Leantime vs MeisterTask
Side-by-side trajectory, velocity, and editorial themes.
Leantime swaps its rich-text engine, ships experimental PostgreSQL, and spends a month fixing the fallout.
Leantime just landed 3.7, which replaced TinyMCE with a Tiptap-based editor across every rich-text surface, redesigned the wiki, and added experimental PostgreSQL support beside MySQL/MariaDB. The three follow-up patches in three weeks are real bug-fix work — PostgreSQL ROUND/GROUP BY errors, ticket PATCH 500s, session lifetime regressions — not cosmetic tidying. The team also pushed accessibility to WCAG 2.1 AA in the prior 3.6 line.

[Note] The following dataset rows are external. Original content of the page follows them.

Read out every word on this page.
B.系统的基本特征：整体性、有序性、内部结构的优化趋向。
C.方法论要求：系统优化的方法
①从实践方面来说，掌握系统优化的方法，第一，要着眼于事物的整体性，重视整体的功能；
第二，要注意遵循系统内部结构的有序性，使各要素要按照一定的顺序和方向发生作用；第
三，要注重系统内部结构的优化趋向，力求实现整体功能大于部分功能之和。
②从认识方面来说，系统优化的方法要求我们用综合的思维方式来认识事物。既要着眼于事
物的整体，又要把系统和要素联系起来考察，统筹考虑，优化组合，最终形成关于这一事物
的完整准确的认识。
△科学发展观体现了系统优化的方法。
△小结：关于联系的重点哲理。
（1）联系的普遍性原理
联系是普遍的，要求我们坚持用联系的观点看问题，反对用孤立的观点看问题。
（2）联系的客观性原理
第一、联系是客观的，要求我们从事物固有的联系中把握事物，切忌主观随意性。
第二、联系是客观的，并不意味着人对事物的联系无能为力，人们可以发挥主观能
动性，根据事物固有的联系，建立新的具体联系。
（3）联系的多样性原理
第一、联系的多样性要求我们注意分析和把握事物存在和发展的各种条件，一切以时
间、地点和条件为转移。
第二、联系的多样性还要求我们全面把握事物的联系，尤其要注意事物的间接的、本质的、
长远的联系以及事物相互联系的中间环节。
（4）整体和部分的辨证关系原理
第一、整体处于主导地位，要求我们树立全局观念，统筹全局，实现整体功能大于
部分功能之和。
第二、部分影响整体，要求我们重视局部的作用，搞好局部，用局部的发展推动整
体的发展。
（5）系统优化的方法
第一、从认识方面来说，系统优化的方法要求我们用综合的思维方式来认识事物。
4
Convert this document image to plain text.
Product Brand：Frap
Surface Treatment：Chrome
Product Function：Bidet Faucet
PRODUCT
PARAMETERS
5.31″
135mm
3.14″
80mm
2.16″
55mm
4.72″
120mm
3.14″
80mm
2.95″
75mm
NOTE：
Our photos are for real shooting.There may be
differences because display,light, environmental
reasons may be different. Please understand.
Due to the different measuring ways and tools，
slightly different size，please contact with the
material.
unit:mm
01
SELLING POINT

Leantime is mid-modernization: editor stack, database portability, and design-system tokens are all moving at once. The volume of PostgreSQL-specific bug fixes since 3.7.0 suggests Postgres is being driven by real users hitting real edges, not just a checklist item. Editor-related fixes show Tiptap migration is still settling in.

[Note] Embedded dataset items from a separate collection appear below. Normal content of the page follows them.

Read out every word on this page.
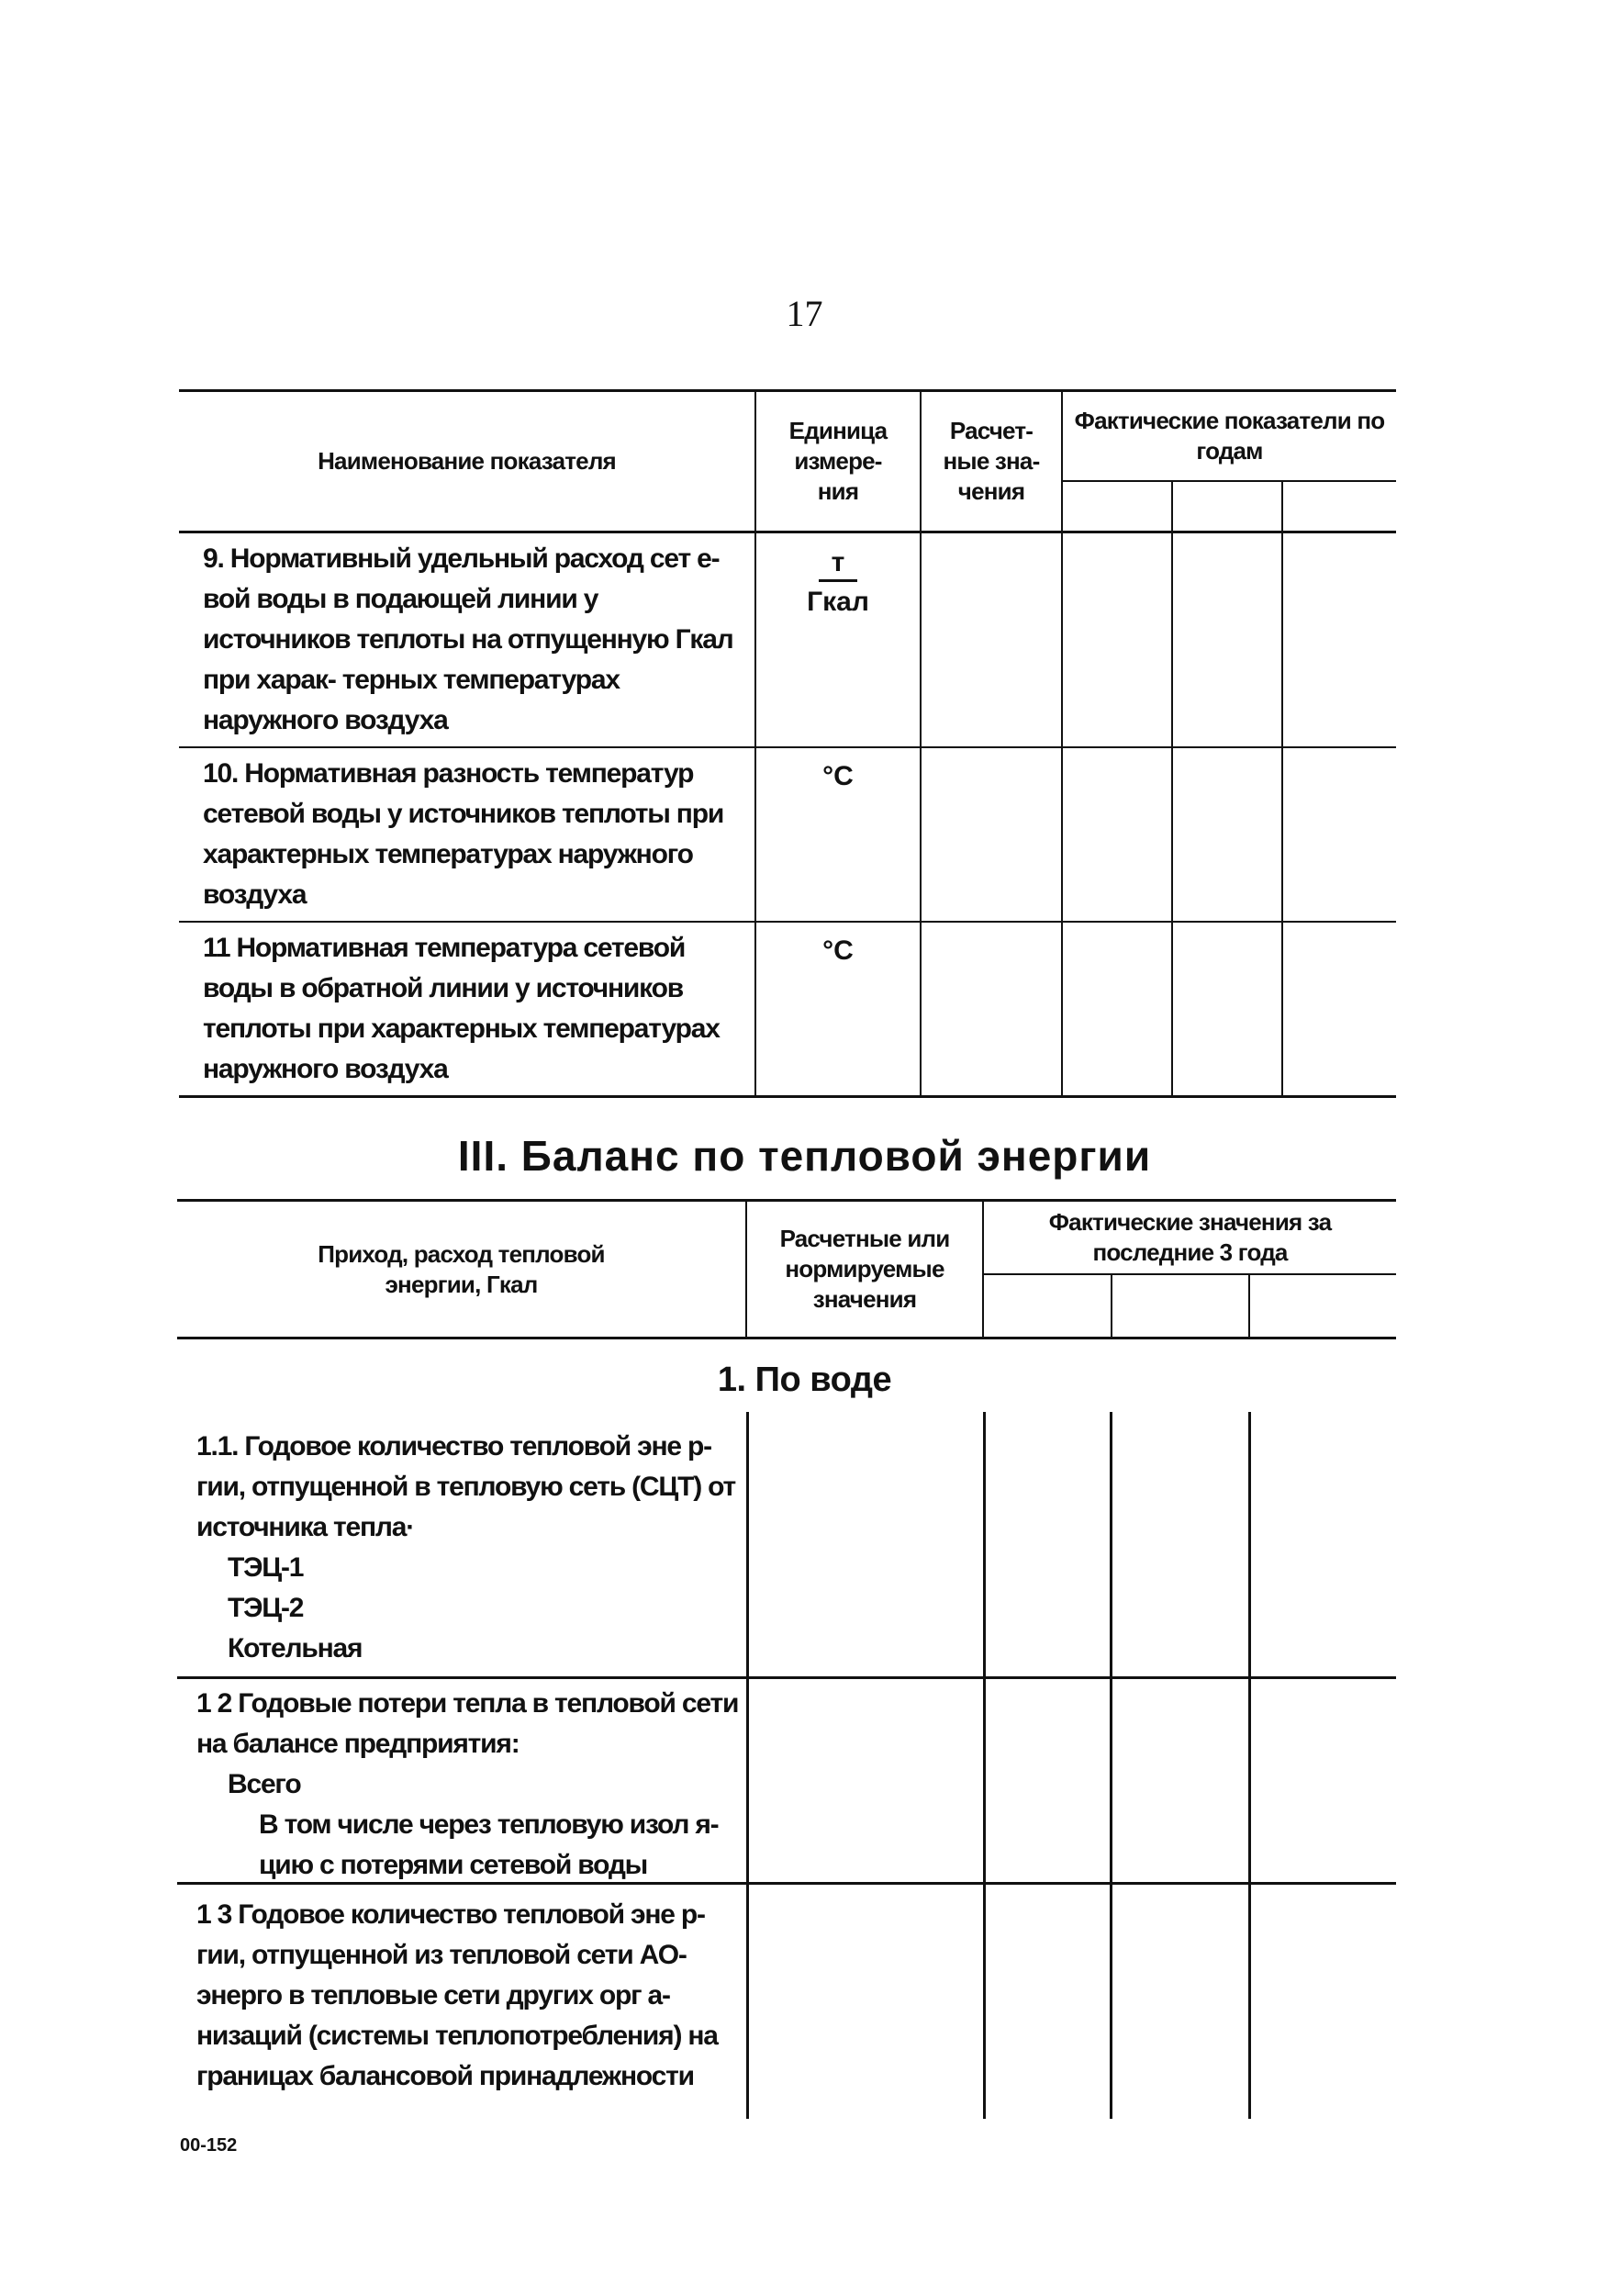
17
Наименование показателя	Единица измере- ния	Расчет- ные зна- чения	Фактические показатели по годам		

9. Нормативный удельный расход сет е- вой воды в подающей линии у источников теплоты на отпущенную Гкал при харак- терных температурах наружного воздуха	т
Гкал				
10. Нормативная разность температур сетевой воды у источников теплоты при характерных температурах наружного воздуха	°C				
11 Нормативная температура сетевой воды в обратной линии у источников теплоты при характерных температурах наружного воздуха	°C				
III. Баланс по тепловой энергии
Приход, расход тепловой энергии, Гкал	Расчетные или нормируемые значения	Фактические значения за последние 3 года		

1. По воде
1.1. Годовое количество тепловой эне р- гии, отпущенной в тепловую сеть (СЦТ) от источника тепла·
ТЭЦ-1
ТЭЦ-2
Котельная
1 2 Годовые потери тепла в тепловой сети на балансе предприятия:
Всего
В том числе через тепловую изол я- цию с потерями сетевой воды
1 3 Годовое количество тепловой эне р- гии, отпущенной из тепловой сети АО-энерго в тепловые сети других орг а- низаций (системы теплопотребления) на границах балансовой принадлежности
00-152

Expect 3.7.4 within a couple of weeks closing the remaining migration-era bugs, then a clearer 3.8 push around design-token rollout or PostgreSQL going non-experimental.
MeisterTask hardens enterprise muscle around workload planning while polishing daily team workflows.
MeisterTask is iterating on two parallel surfaces: the everyday task graph (checklist copy, blocked-dependency warnings, watchers-via-automation) and a deliberately upmarket workload tier (capacity planner gated to Enterprise, team workload widget gated to Business). The mix suggests retention work on lower-tier users while building a differentiated reason for admins to upgrade. Recent UX moves around the Home screen and Note tables show parallel investment in surface customization.
The workload planner is the directional bet — MeisterTask is positioning against tools like Asana and ClickUp for portfolio-level visibility, not just board-level task tracking. Smaller releases (custom fields in reports, automation-driven watchers, tables inside Note) cluster around making the same data exportable, reportable, and queryable. The arc is from task tracker toward a plannable team-operations layer.
Expect more reporting and cross-project view work to follow — likely resource-allocation extensions to the workload planner, plus deeper rollup support for the custom-field surface that's now reportable.